While other metagenotypers will also work
(e.g. MIDAS or StrainPhlan assuming their outputs are formatted correctly),
only bi-allelic and core genome SNP sites are currently supported.

### UHGG

GT-Pro is based on the
[UHGG v1.0](http://ftp.ebi.ac.uk/pub/databases/metagenomics/mgnify_genomes/human-gut/v1.0/)
species reference database.
This is a subset of the recently updated 
[MGnify / UHGG v2.0](https://www.ebi.ac.uk/metagenomics/genome-catalogues/human-gut-v2-0)
database.
The MGnify website provides a convenient way to browse this reference.

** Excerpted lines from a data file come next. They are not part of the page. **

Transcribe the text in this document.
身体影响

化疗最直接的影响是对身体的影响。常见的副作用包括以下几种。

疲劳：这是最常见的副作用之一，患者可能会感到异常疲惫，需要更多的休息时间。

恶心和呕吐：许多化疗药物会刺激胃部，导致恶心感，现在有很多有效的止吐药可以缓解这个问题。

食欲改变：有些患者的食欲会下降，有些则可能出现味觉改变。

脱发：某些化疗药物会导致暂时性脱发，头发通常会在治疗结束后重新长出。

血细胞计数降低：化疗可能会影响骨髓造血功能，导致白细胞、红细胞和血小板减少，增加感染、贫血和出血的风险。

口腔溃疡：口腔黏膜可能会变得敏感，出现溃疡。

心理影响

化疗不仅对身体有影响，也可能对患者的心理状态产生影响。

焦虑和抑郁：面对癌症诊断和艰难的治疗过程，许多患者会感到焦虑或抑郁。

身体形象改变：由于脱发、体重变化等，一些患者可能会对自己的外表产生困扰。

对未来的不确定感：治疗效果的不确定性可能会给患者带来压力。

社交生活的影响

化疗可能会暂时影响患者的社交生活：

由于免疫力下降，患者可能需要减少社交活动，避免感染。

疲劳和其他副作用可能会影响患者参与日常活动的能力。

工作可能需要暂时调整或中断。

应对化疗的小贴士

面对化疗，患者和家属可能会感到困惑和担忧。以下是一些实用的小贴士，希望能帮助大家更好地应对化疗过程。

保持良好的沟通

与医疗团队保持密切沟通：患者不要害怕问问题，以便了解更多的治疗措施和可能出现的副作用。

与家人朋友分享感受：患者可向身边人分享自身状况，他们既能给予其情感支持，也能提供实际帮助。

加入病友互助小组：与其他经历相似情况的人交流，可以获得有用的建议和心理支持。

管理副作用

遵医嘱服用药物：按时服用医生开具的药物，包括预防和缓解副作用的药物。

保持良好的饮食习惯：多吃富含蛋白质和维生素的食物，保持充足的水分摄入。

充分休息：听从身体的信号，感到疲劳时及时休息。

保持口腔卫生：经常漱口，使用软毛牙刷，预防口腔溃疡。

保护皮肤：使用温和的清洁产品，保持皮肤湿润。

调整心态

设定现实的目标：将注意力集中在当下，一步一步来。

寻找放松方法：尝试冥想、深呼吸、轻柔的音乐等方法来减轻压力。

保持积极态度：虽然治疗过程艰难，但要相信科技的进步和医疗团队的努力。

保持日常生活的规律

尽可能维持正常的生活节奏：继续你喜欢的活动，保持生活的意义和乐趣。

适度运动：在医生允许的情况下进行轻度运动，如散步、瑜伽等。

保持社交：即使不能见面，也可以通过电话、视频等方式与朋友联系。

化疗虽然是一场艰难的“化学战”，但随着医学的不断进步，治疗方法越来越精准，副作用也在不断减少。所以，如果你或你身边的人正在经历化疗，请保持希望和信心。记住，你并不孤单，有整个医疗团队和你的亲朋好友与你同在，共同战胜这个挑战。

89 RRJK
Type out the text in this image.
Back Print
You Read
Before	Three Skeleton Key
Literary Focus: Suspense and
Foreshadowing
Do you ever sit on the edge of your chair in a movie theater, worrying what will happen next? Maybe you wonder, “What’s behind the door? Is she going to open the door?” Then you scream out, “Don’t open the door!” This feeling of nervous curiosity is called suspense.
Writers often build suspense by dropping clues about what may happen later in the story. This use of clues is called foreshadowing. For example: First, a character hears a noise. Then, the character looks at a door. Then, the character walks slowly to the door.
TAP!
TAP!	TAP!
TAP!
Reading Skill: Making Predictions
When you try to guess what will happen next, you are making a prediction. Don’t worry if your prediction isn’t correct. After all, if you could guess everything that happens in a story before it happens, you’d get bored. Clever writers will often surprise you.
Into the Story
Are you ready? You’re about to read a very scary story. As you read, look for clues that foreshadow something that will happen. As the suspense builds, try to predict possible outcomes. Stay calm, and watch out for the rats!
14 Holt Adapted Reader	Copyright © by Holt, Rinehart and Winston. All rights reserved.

## How to Hack on StrainFacts

### Editable Installation

First, clone the repository:

```
git clone https://github.com/bsmith89/StrainFacts.git
cd StrainFacts
```

If you want to modify the example notebooks, configure the clean/smudge filter:

`make .git_init`

Then install with either conda or pip:

#### With `conda`

Build the environment:

```
conda env create -n sfacts-dev -f envs/sfacts-dev.yaml
# Also see `make .conda` to run this command automatically.
conda activate sfacts-dev
```

This includes an embedded `pip install --editable` for StrainFacts from the
cloned repo.


#### With `pip`

```
pip install -r requirements.pip
pip install -e .
```

### Integration Testing

```
make clean
make test
```

This runs a complex workflow, including

- simulation
- data conversion
- model fitting
- genotype refitting
- evaluation of estimates against the simulated ground-truth

### Prototyping in Jupyter

```
make start_jupyter
```

## TODO

- [x] A script for converting GT-Pro output TSVs to StrainFacts input data
- [x] A script for extracting estimates from StrainFacts files to TSVs
- [x] Complete installation instructions, as well as a robust artifact for
      running StrainFacts on various platforms (e.g. a Dockerfile or Conda
      environment specification)
- [x] Example data with a tutorial/vignette for running StrainFacts and
      interpreting the output.
    - [x] Simple example fitting a metagenotype
    - [x] Flesh out the example with an explanation of all of the steps.
    - [ ] ~~Example data from SRA with a GT-Pro step, instead of simulated~~
    - [x] Update README/Makefile/Examples to match new CLI interfaces.
- [x] The parameters selected for use in this paper (which we have found to be
      applicable across a range of datasets) will be set as the default.
    - Caveat: All of the hyperparameter annealing parameters should still be set by the user
- [x] We will document some useful approaches for hyperparameter tuning.
- [x] Improve the CLI documentation.
    - [ ] Explicit blurb about how to run the model as in the paper
    - [ ] Model description strings.
- [ ] Refactor for the best looking code
    - [x] De-pluralize core datatypes (community not communities)
    - [x] Remove unused CLI apps/workflows/plotting code
    - [x] Use Python `logging` module instead of shoe-string `info()` function.
    - [ ] Drop stale code in `sfacts.data`, `sfacts.evaluation`, and `sfacts.plot`
    - [ ] Simplify the model structure decorator.
    - [ ] Fix mismatch between 'gamma'/'pi' and 'genotype'/'community'. (Probably just change variable names in the model, yeah?)
    - [x] Move choice of strain numbers for fit and init apps to a set of helper functions.
    - [ ] Refactor CLI app architecture to be more intuitive.
- [ ] Memoization of expensive calculations on wrapped Datasets and DataArrays.
- [ ] Better tools for model selection (e.g. more evaluation scores based on only
      metagenotypes and fits)
- [ ] Split out metagenotype/community/genotype handling to its own package:
      `mgtp` and make this a StrainFacts dependency.